Introducing the Elasticsearch vector tile search API
Elasticsearch 7.15 introduces a new endpoint that generates vector tiles from geospatial data stored in Elasticsearch. This provides a new and much more efficient way to render geospatial data.
Building on developments over several years, Elasticsearch provides users with a mature technology to filter and aggregate geospatial data. Common to the geospatial use case, visualizing high volumes of geospatial data is still a challenging problem, particularly for applications that use map technologies on the front end. Before 7.15, the main pain points were:
- Retrieving full geometries from Elasticsearch documents was inefficient, as maps don't generally need the full resolution of all geo shapes
- GeoJSON is not the best technology to render high volumes of complex geospatial data
To address these pain points, Elasticsearch made improvements to map tiling via the implementation of vector tiles and the new vector tile search API.
Map tiling is a strategy to render data on a map by constraining how the data is displayed using a fixed grid. The grid provides a fixed number of scales, and for each scale, a fixed number of tiles can be displayed. Geometries are scale dependent and therefore can be simplified depending on the current tile scale, lowering the amount of data that needs to be transferred between server and client.
Vector tiles are becoming a new trend and most likely the future of map publishing.
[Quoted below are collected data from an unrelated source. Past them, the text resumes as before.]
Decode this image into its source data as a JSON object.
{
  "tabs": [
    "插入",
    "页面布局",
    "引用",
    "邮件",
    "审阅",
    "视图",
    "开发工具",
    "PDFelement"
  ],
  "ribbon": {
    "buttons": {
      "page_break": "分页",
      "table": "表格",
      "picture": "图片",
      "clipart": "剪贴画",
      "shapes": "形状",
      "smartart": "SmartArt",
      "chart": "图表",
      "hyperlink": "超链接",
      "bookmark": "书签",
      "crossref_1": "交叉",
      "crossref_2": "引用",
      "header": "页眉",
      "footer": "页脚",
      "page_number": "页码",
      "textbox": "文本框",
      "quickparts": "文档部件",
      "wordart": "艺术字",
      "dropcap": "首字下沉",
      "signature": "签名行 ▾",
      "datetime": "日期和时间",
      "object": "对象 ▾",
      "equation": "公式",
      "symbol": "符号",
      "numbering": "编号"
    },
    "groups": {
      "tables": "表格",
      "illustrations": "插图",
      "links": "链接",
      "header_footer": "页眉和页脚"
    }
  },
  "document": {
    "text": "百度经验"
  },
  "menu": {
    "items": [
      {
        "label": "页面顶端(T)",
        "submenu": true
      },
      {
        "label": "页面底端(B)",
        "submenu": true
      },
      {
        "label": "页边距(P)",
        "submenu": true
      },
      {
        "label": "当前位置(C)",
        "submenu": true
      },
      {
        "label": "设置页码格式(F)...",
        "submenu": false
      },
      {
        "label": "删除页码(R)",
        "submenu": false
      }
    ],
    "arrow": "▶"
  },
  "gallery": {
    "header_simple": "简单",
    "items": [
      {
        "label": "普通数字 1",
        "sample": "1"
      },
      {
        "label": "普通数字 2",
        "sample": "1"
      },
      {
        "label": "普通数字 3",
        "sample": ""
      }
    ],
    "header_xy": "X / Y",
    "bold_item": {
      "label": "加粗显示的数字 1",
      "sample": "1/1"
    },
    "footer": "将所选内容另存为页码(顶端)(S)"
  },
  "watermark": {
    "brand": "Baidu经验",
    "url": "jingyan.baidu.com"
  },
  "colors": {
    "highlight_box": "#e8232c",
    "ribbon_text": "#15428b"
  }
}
They can represent a lossy, aggregated view of the data that can easily be rendered by map applications. Vector tiles are divided into layers, and each layer can have one or more features. A feature contains a geometry and zero or more key value pairs. The information is then encoded using Google protobuffers and an aggressive delta encoding, a more efficient file format than GeoJSON, to further compress geometry information.
In this blog post, we will introduce the vector tile search API, explain how to use the API in Elastic Maps, and cover how to use the API to build a tile map service (TMS) and a custom app.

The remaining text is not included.